# sick fish?



## mandii_love91 (Mar 14, 2009)

I have 2 mickey mouse platys and a black convict cichlid. They all seem to get along fine and recently one of the platys had 19 fry. I just recently put a few fake plants in the tank for the fry to hid and then noticed small rips in one of the platys tails. I looked online and it said it was most likely from getting caught on the plants. It seems to have gotten worse and now the orange platy has some white spots on its body and it looks like it is changing color. I took it out of the tank b/c I don't know what this could be, it is late so I cannot change the water right now. My other mickey mouse platy has rips on her tail that weren't there this morning. Does anyone know what to do or what to do about it? Help please!


----------



## Guest (May 1, 2010)

Mandi, that pic isnt clear at all. if you dont see the fin disintegrating, its possible that your convict is harrassing them. if you do see white patches along the edge of the fin or along the split line, you have a case of fin rot.


----------



## Deino0oZ (Oct 25, 2009)

i think your convict is harrasing them .
also if theyre white specks it could be ich
if theyre disenegrating then its fin rot
you should keep it out of the tank just so the other fish dont get it
and separate the platy from the convict too.


----------



## cossie333 (Apr 10, 2010)

u need some fungus or whitespot treatment for the spots and fin-rot treatment for the fins

good luck


----------



## fishteen16 (Aug 14, 2008)

I thought Chilids didn't go well with platies.


----------



## Earthsiege (Apr 20, 2010)

fishteen16 said:


> I thought Chilids didn't go well with platies.

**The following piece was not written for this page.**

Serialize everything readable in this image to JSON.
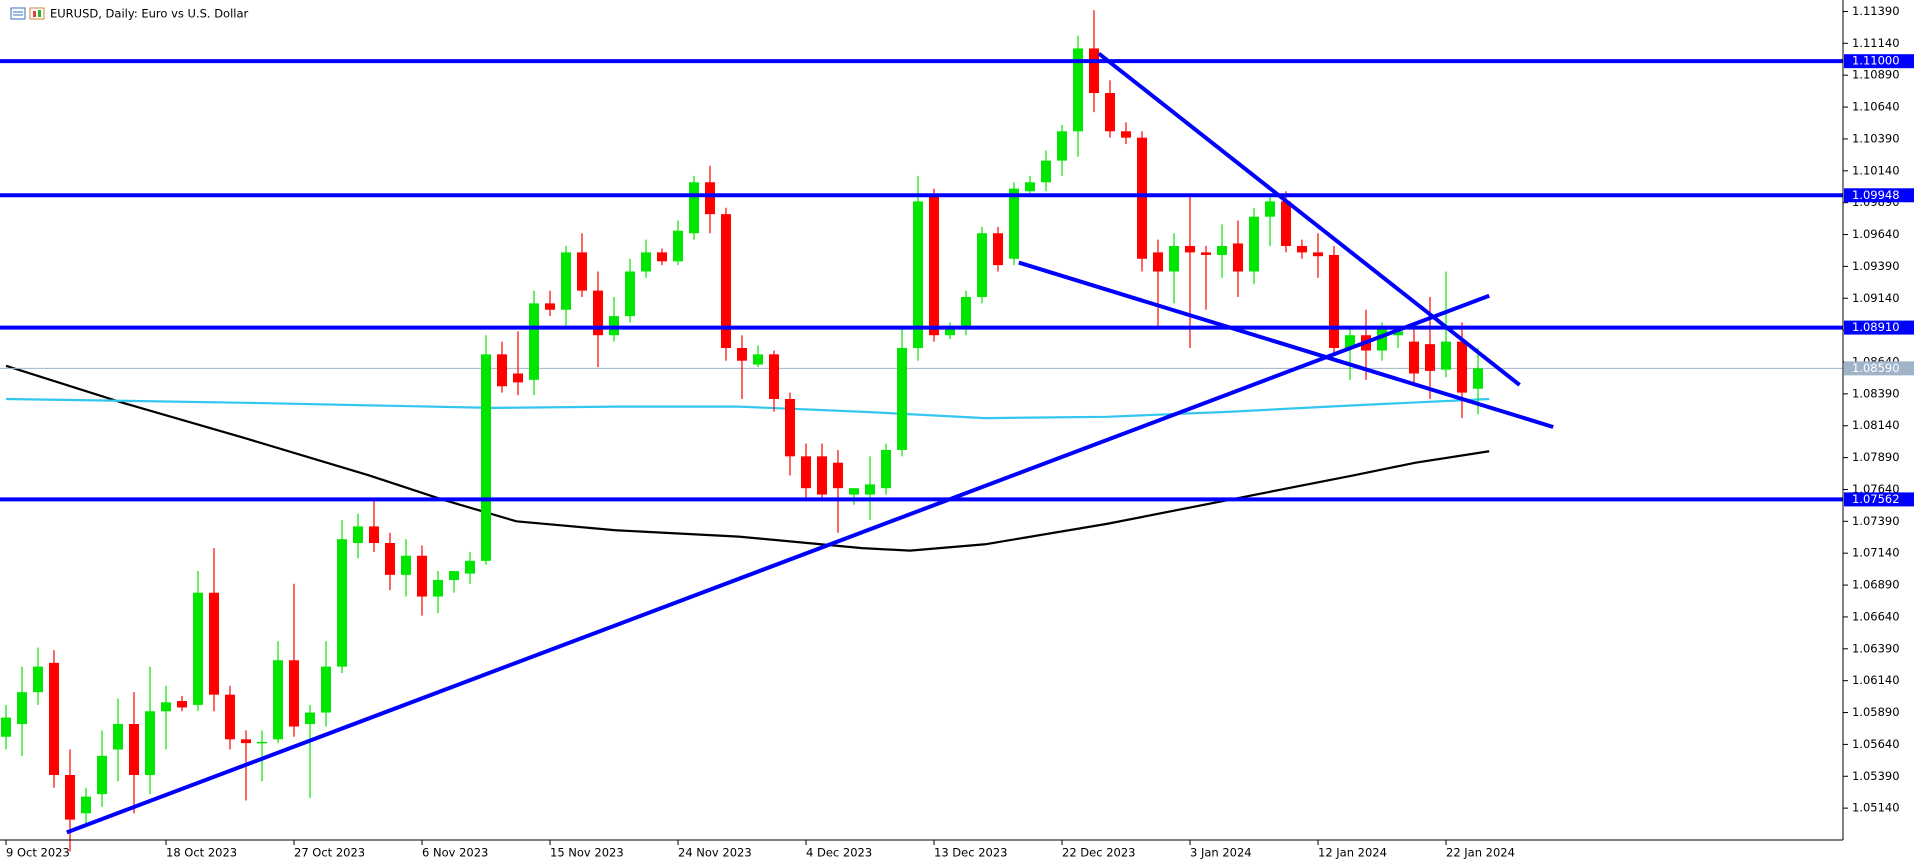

In my experience, they don't. Doubly so with convicts.


----------



## betta0fish (Feb 16, 2009)

well,, the convict could be nipping at both the tails and the body .. if the white specks are not tiny, tht could b bite marks


----------



## mandii_love91 (Mar 14, 2009)

I thought that it could be bite marks on the fin and body but I never see the convict bothering them and they tale was ripped before I got it. I thought that the fish just ripped it on a fake plant. My other platy's fins began looking the same as the orange one's and the guy at the pet store said to buy "PIMAFIX" so far the white fish looks better but the orange one doesn't. I am hoping that she will get better from whatever this is.


----------



## bobdobs (Feb 2, 2010)

My money is on the Chilid...They are a sorta playful but they tend to have moments of extreme anger. They can get pretty mean if they are not housed with other rift vally fishys. 
On another note, does anyone know if its wrong to feed ants to Chilids? I have tons of ants living with me in my kitchen and I keep throwing them in there..They seem to love it! Ants along with reg food can't hurt em, huh? Thanks....Bob Dobbs


----------



## mandii_love91 (Mar 14, 2009)

Well unfortunately the one that looked sick died today but just to be on the safe side I bought a tank divider to keep the convict and platy separate for a while, the platy has a few slits on its tail that haven't seemed to worsen since I started using the pimafix. So now I just have to wait and see how things go! Thanks for all of your help!


----------



## emc7 (Jul 23, 2005)

ants, huh. Well a lot of fish eat bugs. btw convicts are from central America, nowhere near the rift valley in Africa. But you are right about convicts nipping other fish that intrude on their 'territory'. if they decide they want the whole tank, the other fish are history. Divider is a good idea. Cichlid. Pronounced sick-lid. Why is this the most misspelled word I see? Is it because spell-checker doesn't know it?


----------



## bobdobs (Feb 2, 2010)

sorry to hear your fish died.....thats a bummer. BY the way I think you are right about the spelling of Cichlids, thanks for the heads up...horrible at spelling English words, I can speak to my fish perfectly though...... if you can believe that! Bob


----------



## mandii_love91 (Mar 14, 2009)

I also have another question. My platy that is alive is pregnant, I found 19 in the tank about 2 weeks ago and she still looks like she is ready to pop. I can see small spots in her that I think might be the eyes that seem to be getting closer to the back. Is it normal for the fish to have some and then have the rest later? If it is when should I be expecting the rest of the fry?


----------